A campaign author may spend hours writing on how and why this planet has a problem with syndicate crime, detailed dossiers on important characters, or timelines that explain the human race from World War 2 to the Neo-Terran Conflict. Is a background necessary to enjoy, is it a bonus, or just words that you'd rather not read unless absolutely required? (Or would you like to read things, but FreeSpace's awful interface font prevents you from doing so?) Is putting any of the setting establishment into the campaign a good thing, or should it all be regulated to optional reading?
Background information is always good, the player can always skip it. Its how you present it to the player that matters most with freespace and the interface is a huge problem but there are ways to minimze the problem.
What I hate the most is getting thrown into a campaign with someone expecting me to read 10 tech room articles just to understand whats going on, stuff needs to be sumarized to the player in the fiction viewer or briefing and depth added to it in the tech room, not everything in one place or the other.
If your campaign is not set in the canon freespace universe just do a small cutscene (just text will work fine) explaining to the player quickly what your universe is about, if he truly cares he'll go to the tech room and read more about it.
In your particular example crime is the same everywhere, there's no need to explain it too much, money, power, ideology etc... what should be important is explaining how the head of the syndicate thinks, what are their resources and how they are affecting the player character and those he cares about.
Depending on the type of story you are trying to tell the background will be meaningless or everything so I think this is up to the designer to gouge and see if his time is better spent on other aspects of the campaign.
5.) How important are the structures/orders of battle?
By this I mean, should the campaign authors have a definitive list of active assets in a theater and only use them, or just smack down any number of corvettes as the mission needs corvettes to attack. Should we ever find a destroyer with no capital ship escort or a cruiser in the middle of nowhere just being there to be attacked by someone. Should each battle mean something to the story, or can some be there for some pleasurable blowing up time that doesn't change the story or tide of battle.
I think its awesome to take the time and figure out the resources available to the player's faction/allied factions. Losing a destroyer should be important, not just... oh there goes another 10k people, bring the new player base of operations and change his squadron!
As far as ship operating as individuals or battle groups that depends a lot on the campaign. But in general no destroyer should ever be by itself, these things are supposed to be the equivalent of an aircraft carrier, its not something you can just throw around and hope for the best (Except in super dire situations).
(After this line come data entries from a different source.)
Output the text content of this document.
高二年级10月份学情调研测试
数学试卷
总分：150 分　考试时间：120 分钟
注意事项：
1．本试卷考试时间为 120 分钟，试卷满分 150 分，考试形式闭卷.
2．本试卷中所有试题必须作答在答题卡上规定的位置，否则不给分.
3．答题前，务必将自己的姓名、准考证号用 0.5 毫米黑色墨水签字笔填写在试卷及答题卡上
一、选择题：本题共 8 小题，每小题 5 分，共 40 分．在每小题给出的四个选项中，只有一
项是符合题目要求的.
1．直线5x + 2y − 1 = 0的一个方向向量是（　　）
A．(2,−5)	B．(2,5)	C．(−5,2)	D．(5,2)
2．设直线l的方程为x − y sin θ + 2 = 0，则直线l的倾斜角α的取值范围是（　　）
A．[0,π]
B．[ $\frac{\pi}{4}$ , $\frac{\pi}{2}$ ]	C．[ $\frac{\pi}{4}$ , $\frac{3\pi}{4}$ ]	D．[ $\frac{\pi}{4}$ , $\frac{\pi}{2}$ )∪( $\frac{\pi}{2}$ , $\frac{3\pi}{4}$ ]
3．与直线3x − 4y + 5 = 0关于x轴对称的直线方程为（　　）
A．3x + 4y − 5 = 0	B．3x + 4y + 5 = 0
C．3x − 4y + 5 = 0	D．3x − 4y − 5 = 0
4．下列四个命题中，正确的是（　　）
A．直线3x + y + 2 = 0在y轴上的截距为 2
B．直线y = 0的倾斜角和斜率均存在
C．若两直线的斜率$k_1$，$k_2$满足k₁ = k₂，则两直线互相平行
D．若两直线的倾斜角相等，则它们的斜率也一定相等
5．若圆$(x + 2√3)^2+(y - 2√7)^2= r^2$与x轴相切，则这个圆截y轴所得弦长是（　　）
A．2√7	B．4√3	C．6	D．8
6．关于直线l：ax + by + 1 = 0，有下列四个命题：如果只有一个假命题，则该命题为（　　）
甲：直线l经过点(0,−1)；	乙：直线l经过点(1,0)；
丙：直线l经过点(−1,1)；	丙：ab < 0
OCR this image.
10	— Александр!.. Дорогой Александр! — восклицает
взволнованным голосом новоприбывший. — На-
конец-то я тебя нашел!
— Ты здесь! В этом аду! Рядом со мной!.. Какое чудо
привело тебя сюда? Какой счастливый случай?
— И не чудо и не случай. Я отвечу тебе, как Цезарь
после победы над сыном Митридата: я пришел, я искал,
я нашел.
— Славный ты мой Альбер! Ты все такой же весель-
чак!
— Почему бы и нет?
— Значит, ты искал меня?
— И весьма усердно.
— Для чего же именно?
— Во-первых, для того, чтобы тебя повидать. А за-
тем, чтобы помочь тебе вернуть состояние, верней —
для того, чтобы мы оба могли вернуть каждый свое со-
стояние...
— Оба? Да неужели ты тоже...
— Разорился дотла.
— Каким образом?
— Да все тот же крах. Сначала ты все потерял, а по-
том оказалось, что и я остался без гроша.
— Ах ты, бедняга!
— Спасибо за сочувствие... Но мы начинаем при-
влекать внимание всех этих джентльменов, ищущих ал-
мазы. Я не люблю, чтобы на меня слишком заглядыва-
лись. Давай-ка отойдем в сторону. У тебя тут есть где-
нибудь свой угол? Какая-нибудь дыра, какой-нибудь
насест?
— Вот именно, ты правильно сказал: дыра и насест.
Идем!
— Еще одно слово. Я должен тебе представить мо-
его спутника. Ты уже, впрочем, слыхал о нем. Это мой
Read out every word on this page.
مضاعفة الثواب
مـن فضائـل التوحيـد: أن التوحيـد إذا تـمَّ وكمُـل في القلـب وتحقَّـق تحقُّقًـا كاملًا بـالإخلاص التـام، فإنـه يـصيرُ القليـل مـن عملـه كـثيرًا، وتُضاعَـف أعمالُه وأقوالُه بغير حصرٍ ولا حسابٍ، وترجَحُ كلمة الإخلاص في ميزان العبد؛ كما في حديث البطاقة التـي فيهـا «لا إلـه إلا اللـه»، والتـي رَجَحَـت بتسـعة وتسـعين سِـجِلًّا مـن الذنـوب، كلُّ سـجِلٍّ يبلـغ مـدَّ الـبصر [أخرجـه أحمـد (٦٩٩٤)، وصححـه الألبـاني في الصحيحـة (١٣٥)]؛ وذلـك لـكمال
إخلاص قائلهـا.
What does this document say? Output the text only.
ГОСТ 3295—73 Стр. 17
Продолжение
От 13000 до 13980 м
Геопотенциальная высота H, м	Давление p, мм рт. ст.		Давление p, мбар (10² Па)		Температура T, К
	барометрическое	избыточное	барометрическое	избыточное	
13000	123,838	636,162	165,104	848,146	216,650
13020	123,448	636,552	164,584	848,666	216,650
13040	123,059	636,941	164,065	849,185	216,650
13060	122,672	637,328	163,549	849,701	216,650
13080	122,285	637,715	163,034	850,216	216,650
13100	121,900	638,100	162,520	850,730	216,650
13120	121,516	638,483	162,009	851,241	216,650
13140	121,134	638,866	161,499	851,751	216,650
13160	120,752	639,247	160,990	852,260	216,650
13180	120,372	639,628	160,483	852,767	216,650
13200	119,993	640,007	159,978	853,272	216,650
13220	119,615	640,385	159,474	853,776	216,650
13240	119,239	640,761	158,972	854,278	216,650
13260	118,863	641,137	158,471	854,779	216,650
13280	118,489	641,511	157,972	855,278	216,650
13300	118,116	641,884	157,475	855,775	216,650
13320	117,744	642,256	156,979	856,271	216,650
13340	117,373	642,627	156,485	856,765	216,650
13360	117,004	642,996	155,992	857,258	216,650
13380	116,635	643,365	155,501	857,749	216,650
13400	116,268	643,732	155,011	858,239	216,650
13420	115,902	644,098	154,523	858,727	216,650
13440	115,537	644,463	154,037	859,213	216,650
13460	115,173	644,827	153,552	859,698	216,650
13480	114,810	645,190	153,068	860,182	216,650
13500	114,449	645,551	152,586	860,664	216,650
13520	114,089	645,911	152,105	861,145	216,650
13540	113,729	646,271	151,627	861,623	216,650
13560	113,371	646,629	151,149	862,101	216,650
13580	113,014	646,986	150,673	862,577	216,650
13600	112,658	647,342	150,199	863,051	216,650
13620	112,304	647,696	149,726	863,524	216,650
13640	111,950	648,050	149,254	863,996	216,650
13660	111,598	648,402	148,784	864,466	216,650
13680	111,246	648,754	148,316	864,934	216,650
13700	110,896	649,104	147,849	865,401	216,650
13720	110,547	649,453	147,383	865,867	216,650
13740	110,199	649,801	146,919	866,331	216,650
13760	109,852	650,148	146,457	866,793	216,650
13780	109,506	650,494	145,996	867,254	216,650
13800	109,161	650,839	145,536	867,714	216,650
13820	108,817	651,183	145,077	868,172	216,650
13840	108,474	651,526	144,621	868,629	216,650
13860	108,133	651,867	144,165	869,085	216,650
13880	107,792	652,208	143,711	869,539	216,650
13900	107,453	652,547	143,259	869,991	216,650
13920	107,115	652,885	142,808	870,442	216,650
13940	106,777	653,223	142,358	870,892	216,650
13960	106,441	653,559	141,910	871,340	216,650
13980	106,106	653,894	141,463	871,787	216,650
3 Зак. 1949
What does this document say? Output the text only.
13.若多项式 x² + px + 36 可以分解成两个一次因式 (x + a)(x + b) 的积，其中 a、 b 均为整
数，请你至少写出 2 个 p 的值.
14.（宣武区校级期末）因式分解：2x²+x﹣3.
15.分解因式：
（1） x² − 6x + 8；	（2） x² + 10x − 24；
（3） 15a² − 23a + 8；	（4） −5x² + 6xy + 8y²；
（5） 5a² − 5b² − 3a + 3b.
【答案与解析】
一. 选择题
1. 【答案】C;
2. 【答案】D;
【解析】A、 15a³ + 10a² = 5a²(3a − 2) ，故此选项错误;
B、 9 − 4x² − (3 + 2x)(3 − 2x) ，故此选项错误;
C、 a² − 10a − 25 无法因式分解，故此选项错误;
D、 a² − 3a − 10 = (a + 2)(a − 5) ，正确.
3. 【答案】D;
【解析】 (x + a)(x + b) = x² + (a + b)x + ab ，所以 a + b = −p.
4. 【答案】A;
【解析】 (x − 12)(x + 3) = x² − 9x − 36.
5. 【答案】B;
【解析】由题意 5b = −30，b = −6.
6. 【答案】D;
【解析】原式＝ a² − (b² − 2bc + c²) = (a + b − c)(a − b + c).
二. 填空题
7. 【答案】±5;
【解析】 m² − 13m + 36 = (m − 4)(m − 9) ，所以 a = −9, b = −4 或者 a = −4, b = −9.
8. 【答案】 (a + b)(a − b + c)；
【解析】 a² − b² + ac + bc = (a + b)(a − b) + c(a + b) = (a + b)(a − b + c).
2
Everything else is fair for me, but I do prefer for ships to work as a group, more realistic that way, with that said when **** hits the fan some amazing things can be done with a random leviathan jumping in to save the day.
6.) Should a campaign be about something (a theme, a question) or do those literary devices just belong in other media and not games? Does any attempt at symbolism or dramatic devices just take away from the enjoyment of a campaign?
They can be added and add enormous amounts of quality if done right but you shouldn't try to make the player feel like he has to change his life because he played your campaign imho.
7.) Does the use of generally known music hurt the enjoyment of a campaign? Do you just think of the original source instead of the campaign?
I don't think so, music is basically emotions translated into sound waves so as long as they are used at the right time it won't matter if you've heard it before or not.